Natrajan's research is generally based on actinide chemistry and luminescence spectroscopy, though some of her published research has extended to lanthanide chemistry, transition metal complexes and organic chemistry. Her group also works with David P. Mills and Darren Willcox at University of Manchester.

Apart from research and lecturing, Natrajan and her team also actively participates in outreach activities including in Science Spectacular (2018), Pint of Science (2018), and Soapbox Science (2016). She also engages in work related to promotion and development of women in STEM. Natrajan is also the co-organizer of the 10th International Conference on Nuclear and Radiochemistry which will be held in August 2024.

=== Notable work ===

Dr. Natrajan has conducted several research on understanding of the chemistry of actinide ions in unusual oxidation state and also in radiochemistry, where she has developed new methods such as new optical imaging techniques to measure and probe radioelements.

In 2020, Dr. Natrajan participated in a research which showed how U^{(VI)} undergoes microbial reduction to form U^{(IV)} and U^{(VI)} via disproportion of U^{(V)}. This was the first time the mechanism for this process was significantly researched, and the study showed that the microbial reduction occurs via a single electron transfer to U^{(VI)} by the model Fe^{(III)}-reducing bacterium, Shewanella oneidensis MR1, to form U^{(V)} and thereby lead to the disproportionation. This research aids in the understanding of possible methods of reducing uranium mobility in contaminated environments.

Dr. Natrajan has also contributed to Organometallic Chemistry (Volume 42) where she discussed the use of near infra-red light in both multiphoton and upconversion processes as an alternative technique to luminescence spectroscopy in order to measure the excitation and optical properties of lanthanide^{(III)} complexes.

Dr. Natrajan took part in organizing the Newton Bhabha Researcher Links Workshop along with Prof.

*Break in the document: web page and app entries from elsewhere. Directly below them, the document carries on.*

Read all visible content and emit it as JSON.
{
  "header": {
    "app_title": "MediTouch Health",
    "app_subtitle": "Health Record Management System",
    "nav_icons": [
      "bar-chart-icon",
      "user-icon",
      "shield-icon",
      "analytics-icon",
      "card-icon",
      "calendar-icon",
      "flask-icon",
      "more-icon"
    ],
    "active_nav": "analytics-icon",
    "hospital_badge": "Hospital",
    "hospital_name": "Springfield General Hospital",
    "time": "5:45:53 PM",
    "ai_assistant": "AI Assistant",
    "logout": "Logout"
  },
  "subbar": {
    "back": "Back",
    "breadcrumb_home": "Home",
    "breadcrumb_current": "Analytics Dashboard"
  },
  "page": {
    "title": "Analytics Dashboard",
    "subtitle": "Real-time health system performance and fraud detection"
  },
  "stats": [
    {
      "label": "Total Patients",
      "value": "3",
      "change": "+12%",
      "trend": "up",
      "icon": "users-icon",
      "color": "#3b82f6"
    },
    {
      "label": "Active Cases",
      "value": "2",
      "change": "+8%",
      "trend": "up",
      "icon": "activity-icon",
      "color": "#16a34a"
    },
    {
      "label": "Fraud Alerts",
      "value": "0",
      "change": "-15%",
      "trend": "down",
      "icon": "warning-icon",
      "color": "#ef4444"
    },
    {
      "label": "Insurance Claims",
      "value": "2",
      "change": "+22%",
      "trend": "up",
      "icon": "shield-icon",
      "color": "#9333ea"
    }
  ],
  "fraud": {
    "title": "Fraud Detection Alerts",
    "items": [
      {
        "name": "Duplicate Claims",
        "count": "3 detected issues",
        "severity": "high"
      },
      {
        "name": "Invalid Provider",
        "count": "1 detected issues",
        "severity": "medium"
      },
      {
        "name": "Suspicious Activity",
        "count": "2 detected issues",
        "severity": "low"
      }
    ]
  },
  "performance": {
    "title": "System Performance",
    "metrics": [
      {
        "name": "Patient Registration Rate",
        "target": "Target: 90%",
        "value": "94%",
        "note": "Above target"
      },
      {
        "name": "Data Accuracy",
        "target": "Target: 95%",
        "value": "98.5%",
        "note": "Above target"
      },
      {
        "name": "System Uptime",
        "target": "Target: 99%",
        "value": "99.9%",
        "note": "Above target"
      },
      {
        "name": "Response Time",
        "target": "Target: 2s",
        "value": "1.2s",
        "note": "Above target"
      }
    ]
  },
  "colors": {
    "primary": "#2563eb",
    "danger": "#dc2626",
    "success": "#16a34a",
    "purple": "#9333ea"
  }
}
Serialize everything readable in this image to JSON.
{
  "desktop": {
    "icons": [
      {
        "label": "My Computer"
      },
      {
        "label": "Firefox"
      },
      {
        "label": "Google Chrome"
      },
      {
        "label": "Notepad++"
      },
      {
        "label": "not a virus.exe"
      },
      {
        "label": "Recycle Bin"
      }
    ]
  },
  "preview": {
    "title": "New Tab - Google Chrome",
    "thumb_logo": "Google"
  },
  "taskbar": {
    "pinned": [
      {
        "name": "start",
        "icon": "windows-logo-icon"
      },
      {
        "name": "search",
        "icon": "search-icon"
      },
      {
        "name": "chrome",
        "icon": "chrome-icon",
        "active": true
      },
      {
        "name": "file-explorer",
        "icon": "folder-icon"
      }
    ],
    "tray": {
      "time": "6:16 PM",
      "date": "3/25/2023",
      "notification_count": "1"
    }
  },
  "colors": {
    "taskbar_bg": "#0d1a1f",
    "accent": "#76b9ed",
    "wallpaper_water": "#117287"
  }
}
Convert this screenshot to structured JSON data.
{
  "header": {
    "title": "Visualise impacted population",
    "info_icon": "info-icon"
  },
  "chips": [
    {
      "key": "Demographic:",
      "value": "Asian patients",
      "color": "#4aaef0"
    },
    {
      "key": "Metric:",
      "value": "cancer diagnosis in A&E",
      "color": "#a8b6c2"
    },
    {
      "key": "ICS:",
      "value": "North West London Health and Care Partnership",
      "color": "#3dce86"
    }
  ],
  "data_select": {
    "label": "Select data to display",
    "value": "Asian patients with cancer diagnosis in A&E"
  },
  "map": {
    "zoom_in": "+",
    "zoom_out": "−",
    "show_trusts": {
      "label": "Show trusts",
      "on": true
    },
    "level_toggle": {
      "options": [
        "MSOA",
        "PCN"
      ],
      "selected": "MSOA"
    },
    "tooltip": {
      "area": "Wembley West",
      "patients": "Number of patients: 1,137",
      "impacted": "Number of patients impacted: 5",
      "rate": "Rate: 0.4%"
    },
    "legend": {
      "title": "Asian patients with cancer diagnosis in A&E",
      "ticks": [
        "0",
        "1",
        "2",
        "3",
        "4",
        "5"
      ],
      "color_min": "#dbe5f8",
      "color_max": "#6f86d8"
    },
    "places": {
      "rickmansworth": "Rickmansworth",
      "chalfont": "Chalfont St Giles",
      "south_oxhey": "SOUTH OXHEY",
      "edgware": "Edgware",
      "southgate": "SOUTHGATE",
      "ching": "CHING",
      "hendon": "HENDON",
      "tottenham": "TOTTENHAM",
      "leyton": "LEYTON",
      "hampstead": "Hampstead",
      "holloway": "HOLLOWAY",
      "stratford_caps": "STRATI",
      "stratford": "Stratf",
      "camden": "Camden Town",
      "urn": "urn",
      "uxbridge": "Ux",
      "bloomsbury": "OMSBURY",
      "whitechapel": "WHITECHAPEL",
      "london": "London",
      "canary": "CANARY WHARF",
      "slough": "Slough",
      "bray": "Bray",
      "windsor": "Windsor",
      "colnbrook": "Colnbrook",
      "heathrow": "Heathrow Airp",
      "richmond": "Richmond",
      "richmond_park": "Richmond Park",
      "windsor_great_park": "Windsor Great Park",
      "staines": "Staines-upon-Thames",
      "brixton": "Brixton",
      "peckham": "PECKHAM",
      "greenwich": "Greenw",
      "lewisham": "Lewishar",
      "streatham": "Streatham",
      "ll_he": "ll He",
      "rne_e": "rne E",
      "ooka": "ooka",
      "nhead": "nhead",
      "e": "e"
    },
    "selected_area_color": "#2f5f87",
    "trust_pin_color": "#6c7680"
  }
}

Prasun Mandal which was held on 14 to 17 December 2017. The workshop was aimed to bring together young and eminent scientific researchers from the UK and Indian institutes towards building international connections and thereby improving the quality of their research, and the three day workshop was concluded successfully, with 15 fully-funded participants from all over the UK taking part.

=== Awards and nominations ===
- Bill Newton Award (2015)
- Leverhulme Trust Research Leadership Award (2012)

==Major reviews and publications==
1. Reviews:
- Natrajan, Louise S. (2012). "Developments in the photophysics and photochemistry of actinide ions and their coordination compounds"

2. Publications:

- Vettese, Gianni F. (2020). "Multiple Lines of Evidence Identify U^{(V)} as a Key Intermediate during U^{(VI)} Reduction by Shewanella oneidensis MR1"
- George, Kathryn (2019). "Exploring the Coordination of Plutonium and Mixed Plutonyl–Uranyl Complexes of Imidodiphosphinates"
- Harvey, Peter (2018). "Sensing Uranyl^{(VI)} Ions by Coordination and Energy Transfer to a Luminescent Europium^{(III)} Complex"
- Oakland, Chloë (2017). "Expanding the Scope of Biomolecule Monitoring with Ratiometric Signaling from Rare‐Earth Upconverting Phosphors."